Türkiye, bu süreçte hem ulusal hem de uluslararası düzeyde çaba göstermelidir. Suriyelilerin gönüllü, onurlu ve güvenli bir şekilde dönebilmeleri için gerekli altyapı ve hukuki koşulların oluşturulması kritik bir önem taşımaktadır. Aynı zamanda, Türk vatandaşlarının ekonomik ve toplumsal düzlemde korunması için bu statünün nihayete ermesi gerektiği unutulmamalıdır. Uzun vadede hem Türkiye’nin hem de Suriye’nin geleceği için ortak bir denge sağlanması zorunludur. Suriye'ye geri dönüş, karmaşık bir bulmacanın parçalarından biri gibi, her parçası yerine oturtulmadan, tamamlanmış bir tablo elde etmek mümkün değildir.
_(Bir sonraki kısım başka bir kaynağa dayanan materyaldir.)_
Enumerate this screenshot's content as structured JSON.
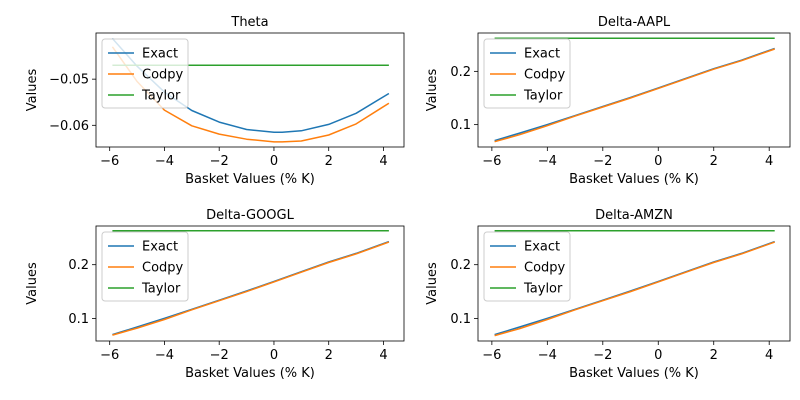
{
  "chart_data": [
    {
      "type": "line",
      "title": "Theta",
      "xlabel": "Basket Values (% K)",
      "ylabel": "Values",
      "xlim": [
        -6.5,
        4.75
      ],
      "ylim": [
        -0.0647,
        -0.04
      ],
      "xticks": [
        -6,
        -4,
        -2,
        0,
        2,
        4
      ],
      "xtick_labels": [
        "−6",
        "−4",
        "−2",
        "0",
        "2",
        "4"
      ],
      "yticks": [
        -0.06,
        -0.05
      ],
      "ytick_labels": [
        "−0.06",
        "−0.05"
      ],
      "legend": "upper-left",
      "x": [
        -5.9,
        -5.0,
        -4.0,
        -3.0,
        -2.0,
        -1.0,
        0.0,
        0.3,
        1.0,
        2.0,
        3.0,
        4.2
      ],
      "series": [
        {
          "name": "Exact",
          "color": "#1f77b4",
          "values": [
            -0.0412,
            -0.0472,
            -0.0528,
            -0.0568,
            -0.0593,
            -0.0609,
            -0.0615,
            -0.0615,
            -0.0612,
            -0.0598,
            -0.0574,
            -0.0531
          ]
        },
        {
          "name": "Codpy",
          "color": "#ff7f0e",
          "values": [
            -0.043,
            -0.0505,
            -0.0567,
            -0.0601,
            -0.0619,
            -0.063,
            -0.0636,
            -0.0636,
            -0.0634,
            -0.0621,
            -0.0597,
            -0.0552
          ]
        },
        {
          "name": "Taylor",
          "color": "#2ca02c",
          "values": [
            -0.047,
            -0.047,
            -0.047,
            -0.047,
            -0.047,
            -0.047,
            -0.047,
            -0.047,
            -0.047,
            -0.047,
            -0.047,
            -0.047
          ]
        }
      ]
    },
    {
      "type": "line",
      "title": "Delta-AAPL",
      "xlabel": "Basket Values (% K)",
      "ylabel": "Values",
      "xlim": [
        -6.5,
        4.75
      ],
      "ylim": [
        0.058,
        0.272
      ],
      "xticks": [
        -6,
        -4,
        -2,
        0,
        2,
        4
      ],
      "xtick_labels": [
        "−6",
        "−4",
        "−2",
        "0",
        "2",
        "4"
      ],
      "yticks": [
        0.1,
        0.2
      ],
      "ytick_labels": [
        "0.1",
        "0.2"
      ],
      "legend": "upper-left",
      "x": [
        -5.9,
        -5.0,
        -4.0,
        -3.0,
        -2.0,
        -1.0,
        0.0,
        1.0,
        2.0,
        3.0,
        4.2
      ],
      "series": [
        {
          "name": "Exact",
          "color": "#1f77b4",
          "values": [
            0.07,
            0.084,
            0.1,
            0.117,
            0.134,
            0.151,
            0.169,
            0.187,
            0.205,
            0.221,
            0.243
          ]
        },
        {
          "name": "Codpy",
          "color": "#ff7f0e",
          "values": [
            0.068,
            0.081,
            0.098,
            0.116,
            0.133,
            0.15,
            0.168,
            0.186,
            0.204,
            0.22,
            0.242
          ]
        },
        {
          "name": "Taylor",
          "color": "#2ca02c",
          "values": [
            0.262,
            0.262,
            0.262,
            0.262,
            0.262,
            0.262,
            0.262,
            0.262,
            0.262,
            0.262,
            0.262
          ]
        }
      ]
    },
    {
      "type": "line",
      "title": "Delta-GOOGL",
      "xlabel": "Basket Values (% K)",
      "ylabel": "Values",
      "xlim": [
        -6.5,
        4.75
      ],
      "ylim": [
        0.058,
        0.272
      ],
      "xticks": [
        -6,
        -4,
        -2,
        0,
        2,
        4
      ],
      "xtick_labels": [
        "−6",
        "−4",
        "−2",
        "0",
        "2",
        "4"
      ],
      "yticks": [
        0.1,
        0.2
      ],
      "ytick_labels": [
        "0.1",
        "0.2"
      ],
      "legend": "upper-left",
      "x": [
        -5.9,
        -5.0,
        -4.0,
        -3.0,
        -2.0,
        -1.0,
        0.0,
        1.0,
        2.0,
        3.0,
        4.2
      ],
      "series": [
        {
          "name": "Exact",
          "color": "#1f77b4",
          "values": [
            0.07,
            0.084,
            0.1,
            0.117,
            0.134,
            0.151,
            0.169,
            0.187,
            0.205,
            0.221,
            0.243
          ]
        },
        {
          "name": "Codpy",
          "color": "#ff7f0e",
          "values": [
            0.069,
            0.082,
            0.098,
            0.116,
            0.133,
            0.15,
            0.168,
            0.186,
            0.204,
            0.22,
            0.242
          ]
        },
        {
          "name": "Taylor",
          "color": "#2ca02c",
          "values": [
            0.263,
            0.263,
            0.263,
            0.263,
            0.263,
            0.263,
            0.263,
            0.263,
            0.263,
            0.263,
            0.263
          ]
        }
      ]
    },
    {
      "type": "line",
      "title": "Delta-AMZN",
      "xlabel": "Basket Values (% K)",
      "ylabel": "Values",
      "xlim": [
        -6.5,
        4.75
      ],
      "ylim": [
        0.058,
        0.272
      ],
      "xticks": [
        -6,
        -4,
        -2,
        0,
        2,
        4
      ],
      "xtick_labels": [
        "−6",
        "−4",
        "−2",
        "0",
        "2",
        "4"
      ],
      "yticks": [
        0.1,
        0.2
      ],
      "ytick_labels": [
        "0.1",
        "0.2"
      ],
      "legend": "upper-left",
      "x": [
        -5.9,
        -5.0,
        -4.0,
        -3.0,
        -2.0,
        -1.0,
        0.0,
        1.0,
        2.0,
        3.0,
        4.2
      ],
      "series": [
        {
          "name": "Exact",
          "color": "#1f77b4",
          "values": [
            0.07,
            0.084,
            0.1,
            0.117,
            0.134,
            0.151,
            0.169,
            0.187,
            0.205,
            0.221,
            0.243
          ]
        },
        {
          "name": "Codpy",
          "color": "#ff7f0e",
          "values": [
            0.068,
            0.081,
            0.098,
            0.116,
            0.133,
            0.15,
            0.168,
            0.186,
            0.204,
            0.22,
            0.242
          ]
        },
        {
          "name": "Taylor",
          "color": "#2ca02c",
          "values": [
            0.263,
            0.263,
            0.263,
            0.263,
            0.263,
            0.263,
            0.263,
            0.263,
            0.263,
            0.263,
            0.263
          ]
        }
      ]
    }
  ]
}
Uluslararası toplumun desteği, bölge ülkelerinin işbirliği ve Suriyelilerin kendi çabaları bir araya geldiğinde, bu bulmaca çözülebilir.
Ancak, unutulmamalıdır ki, geri dönüş sadece bir başlangıçtır. Asıl zorluk, yeni bir Suriye inşa etmek olacaktır. Bu süreç, sabır, dayanışma ve uzun vadeli planlar gerektirmektedir.